Ифемелу выросла в тени материных волос. Черные-черные они были, такие толстые, что на них в салоне уходило две емкости выпрямителя, такие густые, что сохли под колпаком фена часы напролет, а освобожденные от розовых пластиковых бигуди, они раскидывались вольно, полно, ликующе струились у матери по спине. Отец называл их венцом славы. «Это у вас свои такие?» – спрашивали прохожие и тянули руки, чтобы почтительно потрогать. Другие уточняли: «Вы не с Ямайки?» – будто лишь чужеземная кровь могла объяснить такие роскошные волосы, не редевшие даже у висков. В детстве Ифемелу часто смотрелась в зеркало и дергала себя за волосы, распрямляла кудряшки, заставляла их сделаться как у матери, но они оставались щетинистыми и росли неохотно – плетельщицы говорили, что режутся ее волосами, как ножом.
Однажды, когда Ифемелу исполнилось десять, мама пришла домой с работы какая-то другая. Одежда на ней была та же – бурое платье с поясом на талии, – но лицо горело, взгляд рассеянный.

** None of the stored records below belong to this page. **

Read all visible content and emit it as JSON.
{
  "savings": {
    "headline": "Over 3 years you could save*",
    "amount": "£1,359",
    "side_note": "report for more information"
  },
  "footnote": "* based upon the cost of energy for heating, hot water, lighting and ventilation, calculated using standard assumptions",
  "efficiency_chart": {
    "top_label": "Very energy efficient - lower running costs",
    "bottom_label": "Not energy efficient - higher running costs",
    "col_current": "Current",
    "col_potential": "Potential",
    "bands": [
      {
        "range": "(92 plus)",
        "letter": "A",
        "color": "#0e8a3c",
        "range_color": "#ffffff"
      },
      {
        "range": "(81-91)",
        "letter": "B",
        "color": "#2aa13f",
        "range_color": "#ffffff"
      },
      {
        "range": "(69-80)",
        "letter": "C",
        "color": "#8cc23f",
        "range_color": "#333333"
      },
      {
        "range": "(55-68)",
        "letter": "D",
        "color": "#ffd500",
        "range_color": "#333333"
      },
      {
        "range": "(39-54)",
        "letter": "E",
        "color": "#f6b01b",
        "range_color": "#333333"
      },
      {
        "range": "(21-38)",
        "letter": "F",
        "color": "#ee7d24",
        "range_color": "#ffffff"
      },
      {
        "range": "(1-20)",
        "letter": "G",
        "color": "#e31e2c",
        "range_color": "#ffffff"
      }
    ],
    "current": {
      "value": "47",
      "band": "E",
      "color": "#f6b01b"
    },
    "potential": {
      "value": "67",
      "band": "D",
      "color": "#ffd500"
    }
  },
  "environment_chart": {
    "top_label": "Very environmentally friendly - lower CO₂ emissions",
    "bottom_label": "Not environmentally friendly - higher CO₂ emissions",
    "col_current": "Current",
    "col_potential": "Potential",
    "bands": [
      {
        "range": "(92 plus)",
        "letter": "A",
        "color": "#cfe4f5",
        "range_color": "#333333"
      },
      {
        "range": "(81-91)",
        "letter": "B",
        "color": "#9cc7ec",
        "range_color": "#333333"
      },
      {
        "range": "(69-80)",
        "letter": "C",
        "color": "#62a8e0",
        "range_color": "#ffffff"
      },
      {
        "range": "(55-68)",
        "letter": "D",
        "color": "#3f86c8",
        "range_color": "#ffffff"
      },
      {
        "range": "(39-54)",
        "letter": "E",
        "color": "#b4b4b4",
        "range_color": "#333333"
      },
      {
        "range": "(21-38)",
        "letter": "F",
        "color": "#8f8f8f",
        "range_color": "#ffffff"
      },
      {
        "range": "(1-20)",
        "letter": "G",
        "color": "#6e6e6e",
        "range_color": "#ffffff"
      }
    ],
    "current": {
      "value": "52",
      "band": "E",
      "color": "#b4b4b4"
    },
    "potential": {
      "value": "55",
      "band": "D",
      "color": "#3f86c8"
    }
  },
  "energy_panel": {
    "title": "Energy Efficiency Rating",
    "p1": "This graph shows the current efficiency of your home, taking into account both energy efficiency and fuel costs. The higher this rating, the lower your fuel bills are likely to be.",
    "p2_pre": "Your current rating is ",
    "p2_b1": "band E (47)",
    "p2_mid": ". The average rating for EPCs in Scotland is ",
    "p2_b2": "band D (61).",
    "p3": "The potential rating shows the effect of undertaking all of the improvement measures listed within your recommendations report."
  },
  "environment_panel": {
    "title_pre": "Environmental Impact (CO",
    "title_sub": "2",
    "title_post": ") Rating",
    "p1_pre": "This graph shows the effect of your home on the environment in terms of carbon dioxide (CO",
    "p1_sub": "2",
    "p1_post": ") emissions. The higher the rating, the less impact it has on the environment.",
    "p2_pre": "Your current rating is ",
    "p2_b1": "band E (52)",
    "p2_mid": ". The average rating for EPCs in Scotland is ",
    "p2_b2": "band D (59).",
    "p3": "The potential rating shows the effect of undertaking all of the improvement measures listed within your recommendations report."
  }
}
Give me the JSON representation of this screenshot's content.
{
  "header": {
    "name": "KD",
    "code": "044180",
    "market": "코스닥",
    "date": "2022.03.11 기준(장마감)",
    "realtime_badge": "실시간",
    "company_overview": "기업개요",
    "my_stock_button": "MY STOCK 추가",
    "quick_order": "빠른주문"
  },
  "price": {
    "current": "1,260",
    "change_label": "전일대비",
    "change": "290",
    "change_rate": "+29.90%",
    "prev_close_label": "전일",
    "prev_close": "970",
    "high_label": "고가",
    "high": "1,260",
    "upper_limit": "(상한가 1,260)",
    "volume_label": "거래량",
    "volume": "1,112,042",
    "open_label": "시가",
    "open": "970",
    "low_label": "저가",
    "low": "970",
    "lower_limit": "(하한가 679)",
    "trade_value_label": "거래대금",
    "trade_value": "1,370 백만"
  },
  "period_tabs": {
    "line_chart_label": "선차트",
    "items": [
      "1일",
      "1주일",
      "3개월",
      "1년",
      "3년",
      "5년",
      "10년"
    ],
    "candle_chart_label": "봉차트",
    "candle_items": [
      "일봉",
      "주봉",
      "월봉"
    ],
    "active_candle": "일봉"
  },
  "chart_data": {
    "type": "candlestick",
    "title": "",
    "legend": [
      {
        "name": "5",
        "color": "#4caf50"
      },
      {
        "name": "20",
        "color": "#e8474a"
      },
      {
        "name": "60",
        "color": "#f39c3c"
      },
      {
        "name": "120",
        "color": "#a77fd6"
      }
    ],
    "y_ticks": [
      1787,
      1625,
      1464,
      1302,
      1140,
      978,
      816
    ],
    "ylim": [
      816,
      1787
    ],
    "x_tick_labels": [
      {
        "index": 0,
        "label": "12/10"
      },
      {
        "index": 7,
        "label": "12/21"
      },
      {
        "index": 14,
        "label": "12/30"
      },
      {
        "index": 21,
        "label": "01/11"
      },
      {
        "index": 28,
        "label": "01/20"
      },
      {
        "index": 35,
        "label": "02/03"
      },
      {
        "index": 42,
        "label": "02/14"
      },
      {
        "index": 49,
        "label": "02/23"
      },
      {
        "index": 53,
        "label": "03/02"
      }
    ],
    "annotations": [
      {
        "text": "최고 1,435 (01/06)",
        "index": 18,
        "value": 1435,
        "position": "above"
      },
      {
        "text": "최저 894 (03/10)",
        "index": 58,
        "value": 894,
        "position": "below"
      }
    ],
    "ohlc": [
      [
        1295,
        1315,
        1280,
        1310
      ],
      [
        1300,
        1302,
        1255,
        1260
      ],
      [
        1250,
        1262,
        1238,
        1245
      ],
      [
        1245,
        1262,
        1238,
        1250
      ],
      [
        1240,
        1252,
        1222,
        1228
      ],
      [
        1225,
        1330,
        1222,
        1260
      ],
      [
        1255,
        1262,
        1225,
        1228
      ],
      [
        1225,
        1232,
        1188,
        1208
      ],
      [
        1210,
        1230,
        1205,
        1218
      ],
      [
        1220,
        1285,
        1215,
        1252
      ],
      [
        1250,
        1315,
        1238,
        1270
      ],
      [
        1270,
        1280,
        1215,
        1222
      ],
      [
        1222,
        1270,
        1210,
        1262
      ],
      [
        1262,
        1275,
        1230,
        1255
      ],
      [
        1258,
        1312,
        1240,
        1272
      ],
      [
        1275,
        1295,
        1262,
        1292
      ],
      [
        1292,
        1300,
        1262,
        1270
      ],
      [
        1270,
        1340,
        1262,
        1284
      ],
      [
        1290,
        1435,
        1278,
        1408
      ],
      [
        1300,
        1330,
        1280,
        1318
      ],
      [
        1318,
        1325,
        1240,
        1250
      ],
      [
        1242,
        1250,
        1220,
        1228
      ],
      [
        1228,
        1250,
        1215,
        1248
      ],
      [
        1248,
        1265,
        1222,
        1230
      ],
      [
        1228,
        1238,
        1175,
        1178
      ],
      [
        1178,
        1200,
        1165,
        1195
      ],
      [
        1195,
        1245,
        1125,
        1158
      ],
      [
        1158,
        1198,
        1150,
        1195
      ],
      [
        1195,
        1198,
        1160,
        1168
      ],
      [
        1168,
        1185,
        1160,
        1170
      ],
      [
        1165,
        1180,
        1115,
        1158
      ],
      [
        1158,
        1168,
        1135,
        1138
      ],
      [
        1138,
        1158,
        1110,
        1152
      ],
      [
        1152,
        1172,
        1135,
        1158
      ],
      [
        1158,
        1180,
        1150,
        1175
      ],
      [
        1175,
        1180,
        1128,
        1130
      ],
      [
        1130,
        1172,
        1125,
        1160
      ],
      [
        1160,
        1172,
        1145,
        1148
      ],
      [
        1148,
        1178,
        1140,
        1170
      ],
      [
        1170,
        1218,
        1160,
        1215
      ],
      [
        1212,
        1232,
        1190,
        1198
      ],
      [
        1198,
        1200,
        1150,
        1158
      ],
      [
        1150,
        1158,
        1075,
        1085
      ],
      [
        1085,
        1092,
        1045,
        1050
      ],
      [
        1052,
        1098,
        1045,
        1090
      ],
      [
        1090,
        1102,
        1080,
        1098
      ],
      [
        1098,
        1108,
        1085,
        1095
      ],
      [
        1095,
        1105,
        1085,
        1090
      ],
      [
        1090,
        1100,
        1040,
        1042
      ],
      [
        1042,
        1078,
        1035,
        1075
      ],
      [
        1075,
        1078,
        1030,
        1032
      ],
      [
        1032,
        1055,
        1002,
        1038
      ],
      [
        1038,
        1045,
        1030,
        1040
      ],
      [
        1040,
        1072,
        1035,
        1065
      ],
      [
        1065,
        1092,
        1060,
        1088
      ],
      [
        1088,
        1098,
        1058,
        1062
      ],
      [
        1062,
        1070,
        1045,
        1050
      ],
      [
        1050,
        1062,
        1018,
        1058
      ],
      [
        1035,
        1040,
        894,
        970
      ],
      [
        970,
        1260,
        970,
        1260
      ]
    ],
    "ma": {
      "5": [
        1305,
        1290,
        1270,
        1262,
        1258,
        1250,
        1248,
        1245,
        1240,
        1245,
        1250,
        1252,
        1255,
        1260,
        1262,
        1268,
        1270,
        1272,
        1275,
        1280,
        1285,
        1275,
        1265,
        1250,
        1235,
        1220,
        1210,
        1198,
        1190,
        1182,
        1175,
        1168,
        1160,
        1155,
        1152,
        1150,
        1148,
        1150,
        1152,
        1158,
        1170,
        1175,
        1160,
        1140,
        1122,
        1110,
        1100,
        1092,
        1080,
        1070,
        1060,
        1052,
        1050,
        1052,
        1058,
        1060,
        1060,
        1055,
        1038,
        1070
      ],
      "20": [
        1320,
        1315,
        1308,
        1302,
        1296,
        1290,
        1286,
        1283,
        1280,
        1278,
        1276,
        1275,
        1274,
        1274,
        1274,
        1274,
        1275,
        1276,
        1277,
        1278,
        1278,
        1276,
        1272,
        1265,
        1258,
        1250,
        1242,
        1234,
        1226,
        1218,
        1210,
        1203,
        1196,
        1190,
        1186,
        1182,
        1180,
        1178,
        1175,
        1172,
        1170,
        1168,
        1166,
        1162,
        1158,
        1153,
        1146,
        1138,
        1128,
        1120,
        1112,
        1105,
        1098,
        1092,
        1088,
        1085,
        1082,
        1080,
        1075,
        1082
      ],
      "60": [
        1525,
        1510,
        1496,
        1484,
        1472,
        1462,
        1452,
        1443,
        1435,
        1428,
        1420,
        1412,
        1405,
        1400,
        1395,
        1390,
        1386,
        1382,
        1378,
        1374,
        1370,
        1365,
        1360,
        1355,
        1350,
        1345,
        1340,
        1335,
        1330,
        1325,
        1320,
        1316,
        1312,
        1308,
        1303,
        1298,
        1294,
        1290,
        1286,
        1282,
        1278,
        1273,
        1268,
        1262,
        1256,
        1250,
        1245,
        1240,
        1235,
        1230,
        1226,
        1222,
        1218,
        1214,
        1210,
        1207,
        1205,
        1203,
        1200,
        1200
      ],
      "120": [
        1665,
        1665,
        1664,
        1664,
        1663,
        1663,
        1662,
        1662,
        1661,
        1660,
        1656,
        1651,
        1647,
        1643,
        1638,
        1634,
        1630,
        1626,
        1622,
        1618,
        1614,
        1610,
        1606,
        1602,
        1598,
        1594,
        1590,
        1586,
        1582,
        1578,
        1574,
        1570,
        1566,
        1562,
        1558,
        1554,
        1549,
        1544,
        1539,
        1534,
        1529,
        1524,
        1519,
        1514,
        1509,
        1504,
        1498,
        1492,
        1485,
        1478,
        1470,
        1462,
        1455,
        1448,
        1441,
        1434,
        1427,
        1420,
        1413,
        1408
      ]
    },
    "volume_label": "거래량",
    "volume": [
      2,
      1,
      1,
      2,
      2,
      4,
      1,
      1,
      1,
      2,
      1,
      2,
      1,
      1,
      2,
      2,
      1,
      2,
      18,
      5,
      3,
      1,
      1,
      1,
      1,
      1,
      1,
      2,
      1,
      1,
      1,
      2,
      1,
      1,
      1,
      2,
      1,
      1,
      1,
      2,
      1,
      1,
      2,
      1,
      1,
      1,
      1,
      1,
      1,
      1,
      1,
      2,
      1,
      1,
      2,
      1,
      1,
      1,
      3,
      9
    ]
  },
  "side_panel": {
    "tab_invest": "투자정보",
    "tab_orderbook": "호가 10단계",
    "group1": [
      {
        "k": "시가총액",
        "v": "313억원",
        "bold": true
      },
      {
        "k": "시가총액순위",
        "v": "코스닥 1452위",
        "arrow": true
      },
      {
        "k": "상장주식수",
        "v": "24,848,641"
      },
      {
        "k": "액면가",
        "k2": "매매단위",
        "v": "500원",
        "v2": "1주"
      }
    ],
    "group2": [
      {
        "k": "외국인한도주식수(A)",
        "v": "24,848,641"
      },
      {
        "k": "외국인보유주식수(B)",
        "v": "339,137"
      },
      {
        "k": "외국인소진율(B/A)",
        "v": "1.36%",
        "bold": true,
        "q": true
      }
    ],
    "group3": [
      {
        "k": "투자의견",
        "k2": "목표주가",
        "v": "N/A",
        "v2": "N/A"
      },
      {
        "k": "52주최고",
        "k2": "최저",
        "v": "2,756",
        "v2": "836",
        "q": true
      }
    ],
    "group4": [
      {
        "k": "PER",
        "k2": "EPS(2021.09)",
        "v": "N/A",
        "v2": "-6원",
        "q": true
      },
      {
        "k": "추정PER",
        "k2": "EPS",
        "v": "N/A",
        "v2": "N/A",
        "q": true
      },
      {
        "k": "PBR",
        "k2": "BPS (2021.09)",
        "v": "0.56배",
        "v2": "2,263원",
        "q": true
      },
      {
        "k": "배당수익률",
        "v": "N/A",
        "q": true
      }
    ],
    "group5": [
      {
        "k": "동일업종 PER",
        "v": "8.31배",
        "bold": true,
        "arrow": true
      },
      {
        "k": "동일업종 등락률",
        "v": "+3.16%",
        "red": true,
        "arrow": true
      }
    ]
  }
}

– Где большие ножницы? – спросила она. Ифемелу притащила их, и мама поднесла их к голове и, горсть за горстью, отстригла себе все волосы. Ифемелу глазела, оторопев. Волосы лежали на полу мертвой травой. – Неси большой мешок, – сказала мама. Ифемелу подчинилась, словно зачарованная, – происходило что-то непонятное. Она смотрела, как мама ходит по квартире, собирает все католические предметы, снимает распятия со стен, достает четки из шкафов, молитвенники с полок. Мама складывала их в полиэтиленовый мешок, а затем отнесла его на задний двор, быстрым шагом, взгляд, вперенный вдаль, бестрепетен. Развела костер рядом с мусорной ямой, на том же месте, где обычно жгла свои использованные прокладки, и сначала бросила в огонь свои волосы, завернутые в старую газету, а затем один за другим – предметы веры. Темно-серый дым завихрился в воздухе. Ифемелу на веранде заплакала – почуяла: что-то случилось, а женщина у костра все плескала керосин, когда огонь замирал, и отступала, когда он вспыхивал, женщина лысая, безучастная – не ее мать, не могла она быть ей матерью.